Wednesday, 13 April 2011

Here's One We Made Much More Boringly

Alright, Those Children From The Cover Of Music From BBC Children's Programmes, you can come out from behind the sofa now. Doctor Who and the 'Worlds' thereof has finished, and it's time for the theme music from exactly the sort of programme that appealed to you gentrified Shrivenzale-fearing swots. The sort of programme that has always polluted any attempt at waxing psychedelinostalgic lyrical about children's television of the past with the overwhelming odiferous strength of Pickled Onion Monster Munch. The sort of programme it was always tacitly dictated you ought to be watching, as opposed to the sort that you actually wanted to watch. The sort of programme that was, well, Blue Peter.

Let's get one thing straight from the outset. If we're plotting a star chart rendered in 'Glam Rock' graphology where the constellations form representations of Mr McHenry and Farmer Barleymow inside a larger strobing swirl of cosmic flares, then Blue Peter has no place on it. Yes, it was popular, yes, it was long-running, and yes, it may have to be grudgingly accepted that its live nature sometimes led to watchable moments of cat-goes-berzerk-and-pushes-John-Noakes-backwards-over-couch hilarity, but none of that can do anything to counter the fact that, in this context at least, Blue Peter is to all intents and purposes an Englebert Humperdinck accidentally included on the bill of a 14 Hour Technicolour Dream.

Nowadays, of course, Blue Peter enjoys a very different sort of incongruity, as one of the last remaining outposts of clean-cut improving semi-educational children's television, and is also barely recognisable in that they actually allow the presenters to have something resembling a hairstyle. Back in the era of Music From BBC Children's Programmes, however, you either loved it or hated it. And if you hated it, it was a dull teacherish Reithian exercise in instructing you in what you should be interested in, populated by over-enthusiastic presenters who lacked even the verging-on-surreal-dryness of other close contemporaries like John Craven, presented from a 'white void' studio it barely deserved, and suffering from a worryingly fanatical devotion to retelling the story of The Stone Of Scone.

No doubt many of those who loved it, and TV Cream's Steve Williams in particular, will have stopped reading by now, but please be assured this is no idle and opportunistic exercise in Blue Peter-bashing. For it was a show that had little in common - station of origin aside - with the more absurdist and chronologically adrift shows that it might have been hoped were to be found on Music From BBC Children's Programmes, and yet was always the first to get mentioned whenever anyone sought to evoke memories of children's television past, with reminiscences about 'double-sided sticky tape' and 'makes' that nobody ever made and the Time Capsule and That Sodding Elephant and when Princess Anne joined them for something or other as if anyone ever cared about that in the first place anyway just generally getting in the way of rightful Chegger-skewed revelry, leading to no end of Barnaby-fuelled resentment towards Peter Purves and company. It was probably a wrongful scapegoat, but it was a scapegoat all the same, and arms had to be taken up against it. Slim Charles from The Wire would have been proud.
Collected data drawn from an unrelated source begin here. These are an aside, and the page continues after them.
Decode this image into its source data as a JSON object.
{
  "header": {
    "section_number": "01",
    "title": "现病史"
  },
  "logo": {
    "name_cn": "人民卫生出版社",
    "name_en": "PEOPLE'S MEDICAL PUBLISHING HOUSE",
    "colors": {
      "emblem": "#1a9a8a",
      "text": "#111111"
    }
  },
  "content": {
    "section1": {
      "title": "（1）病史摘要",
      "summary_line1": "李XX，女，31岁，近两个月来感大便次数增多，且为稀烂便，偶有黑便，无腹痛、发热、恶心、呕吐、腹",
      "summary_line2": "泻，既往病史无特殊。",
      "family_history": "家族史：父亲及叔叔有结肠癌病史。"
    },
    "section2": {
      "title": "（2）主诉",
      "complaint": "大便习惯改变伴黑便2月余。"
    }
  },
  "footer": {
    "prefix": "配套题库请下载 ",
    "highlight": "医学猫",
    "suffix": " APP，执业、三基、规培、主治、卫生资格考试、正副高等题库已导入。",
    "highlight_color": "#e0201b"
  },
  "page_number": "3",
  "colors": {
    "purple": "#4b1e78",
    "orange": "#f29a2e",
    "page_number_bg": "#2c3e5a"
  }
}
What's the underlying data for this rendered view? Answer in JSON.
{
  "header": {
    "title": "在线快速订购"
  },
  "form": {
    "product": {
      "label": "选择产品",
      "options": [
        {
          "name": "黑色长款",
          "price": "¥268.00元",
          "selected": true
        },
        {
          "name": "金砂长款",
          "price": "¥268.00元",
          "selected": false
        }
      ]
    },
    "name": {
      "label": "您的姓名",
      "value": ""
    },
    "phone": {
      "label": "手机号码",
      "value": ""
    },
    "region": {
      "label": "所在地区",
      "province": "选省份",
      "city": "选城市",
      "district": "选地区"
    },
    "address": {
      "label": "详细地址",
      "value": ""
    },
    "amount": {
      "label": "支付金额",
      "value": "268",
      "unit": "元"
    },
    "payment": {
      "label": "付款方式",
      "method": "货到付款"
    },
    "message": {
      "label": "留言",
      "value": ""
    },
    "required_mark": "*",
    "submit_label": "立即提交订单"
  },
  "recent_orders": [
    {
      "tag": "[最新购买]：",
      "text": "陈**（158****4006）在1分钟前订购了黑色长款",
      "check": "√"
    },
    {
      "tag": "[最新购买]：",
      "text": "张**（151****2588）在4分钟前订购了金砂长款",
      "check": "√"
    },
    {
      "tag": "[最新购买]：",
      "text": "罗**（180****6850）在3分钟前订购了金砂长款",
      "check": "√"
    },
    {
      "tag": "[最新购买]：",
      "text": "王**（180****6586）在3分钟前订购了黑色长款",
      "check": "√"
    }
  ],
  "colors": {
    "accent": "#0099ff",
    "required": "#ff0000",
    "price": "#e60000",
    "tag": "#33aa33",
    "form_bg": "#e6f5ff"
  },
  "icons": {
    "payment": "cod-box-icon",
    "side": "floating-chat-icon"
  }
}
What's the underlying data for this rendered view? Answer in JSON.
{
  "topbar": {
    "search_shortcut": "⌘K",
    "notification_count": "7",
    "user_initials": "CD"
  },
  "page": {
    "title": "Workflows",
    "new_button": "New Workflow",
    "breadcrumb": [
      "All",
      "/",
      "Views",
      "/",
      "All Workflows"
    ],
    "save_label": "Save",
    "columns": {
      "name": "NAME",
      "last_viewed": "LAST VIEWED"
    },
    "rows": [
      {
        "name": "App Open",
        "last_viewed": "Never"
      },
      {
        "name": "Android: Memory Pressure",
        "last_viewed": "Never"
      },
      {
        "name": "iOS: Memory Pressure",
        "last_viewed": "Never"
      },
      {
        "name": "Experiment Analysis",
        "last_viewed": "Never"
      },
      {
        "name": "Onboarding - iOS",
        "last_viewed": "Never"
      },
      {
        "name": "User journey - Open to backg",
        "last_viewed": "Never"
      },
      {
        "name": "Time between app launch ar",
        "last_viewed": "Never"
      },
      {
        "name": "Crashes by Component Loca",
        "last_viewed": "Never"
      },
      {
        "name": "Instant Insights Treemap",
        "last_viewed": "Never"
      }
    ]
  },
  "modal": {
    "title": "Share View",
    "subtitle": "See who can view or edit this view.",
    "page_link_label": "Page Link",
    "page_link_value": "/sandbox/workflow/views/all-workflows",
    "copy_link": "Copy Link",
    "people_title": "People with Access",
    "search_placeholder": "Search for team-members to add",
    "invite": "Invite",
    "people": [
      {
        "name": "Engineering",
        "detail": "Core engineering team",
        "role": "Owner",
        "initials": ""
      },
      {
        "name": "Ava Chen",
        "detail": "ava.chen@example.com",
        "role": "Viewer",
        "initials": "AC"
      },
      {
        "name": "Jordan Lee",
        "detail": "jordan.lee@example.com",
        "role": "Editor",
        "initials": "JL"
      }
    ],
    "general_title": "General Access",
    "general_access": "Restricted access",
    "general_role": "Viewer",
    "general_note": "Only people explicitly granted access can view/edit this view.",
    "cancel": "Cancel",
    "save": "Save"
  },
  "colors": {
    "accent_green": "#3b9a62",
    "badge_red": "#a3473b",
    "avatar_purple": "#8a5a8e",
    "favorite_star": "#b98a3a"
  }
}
And whereas Doctor Who was a welcome and musically pleasing diversion from the path to Play Away-soundtracked enlightenment, Blue Peter came equipped with formal (if jolly) stiffly orchestral theme music that belonged to another age. All of the hopes that had been pinned on Music From BBC Children's Programmes were, it seemed, rapidly fading. The Day Of Those Children From The Cover was upon us.